Scolarisation précoce et mixité

Pour lutter contre ces inégalités, le Cnesco préconise la scolarisation précoce. Faire entrer à l'école les moins de 3 ans est un "levier efficace", assure-t-il.

Une initiative que souhaite promouvoir le gouvernement. Najat Vallaud-Belkacem a annoncé mi-septembre vouloir rendre obligatoire, à partir du prochain quinquennat, la scolarité de l'âge de 3 à 18 ans, contre 6 à 16 ans actuellement. Objectif de la ministre de l'Éducation nationale: lutter contre le décrochage scolaire, alors que 110.000 jeunes sortent chaque année de l'école avant d'avoir obtenu une qualification.

Autre solution recommandée: la mixité. Le rapport rappelle que des politiques ont été menées, comme dans l'État du Massachusetts aux États-Unis, où le choix des parents est encadré afin qu'aucune école ne dépasse plus de 15% de taux d'élèves défavorisés.
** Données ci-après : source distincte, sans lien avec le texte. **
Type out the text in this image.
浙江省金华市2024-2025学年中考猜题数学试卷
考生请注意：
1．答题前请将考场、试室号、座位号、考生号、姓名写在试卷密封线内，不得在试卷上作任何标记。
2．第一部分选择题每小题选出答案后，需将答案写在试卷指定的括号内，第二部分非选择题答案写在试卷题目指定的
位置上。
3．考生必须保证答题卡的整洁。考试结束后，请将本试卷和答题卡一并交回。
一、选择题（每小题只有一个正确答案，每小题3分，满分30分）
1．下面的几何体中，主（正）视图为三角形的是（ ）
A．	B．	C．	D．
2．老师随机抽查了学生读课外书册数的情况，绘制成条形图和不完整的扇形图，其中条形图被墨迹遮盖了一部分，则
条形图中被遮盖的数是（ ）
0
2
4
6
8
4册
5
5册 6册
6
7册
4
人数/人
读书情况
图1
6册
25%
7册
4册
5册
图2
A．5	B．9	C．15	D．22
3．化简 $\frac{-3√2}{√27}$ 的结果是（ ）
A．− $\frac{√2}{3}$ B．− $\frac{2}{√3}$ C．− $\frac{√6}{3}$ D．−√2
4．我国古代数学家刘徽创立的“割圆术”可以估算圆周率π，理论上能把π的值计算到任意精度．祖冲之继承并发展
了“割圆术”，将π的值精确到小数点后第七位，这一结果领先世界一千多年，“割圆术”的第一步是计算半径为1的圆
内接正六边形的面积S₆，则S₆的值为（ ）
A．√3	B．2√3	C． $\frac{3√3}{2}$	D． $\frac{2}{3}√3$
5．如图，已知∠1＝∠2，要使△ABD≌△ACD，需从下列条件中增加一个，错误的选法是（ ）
"Toutes ces politiques et les budgets afférents resteront très peu efficaces si les écoles et les collèges les plus ségrégués ne font pas l'objet d'une politique volontariste de mixité sociale, assure Nathalie Mons. Aucune politique, aucune pratique pédagogique ne résiste aux effets délétères de la concentration extrême des difficultés scolaire et sociale dans des établissements ghettos."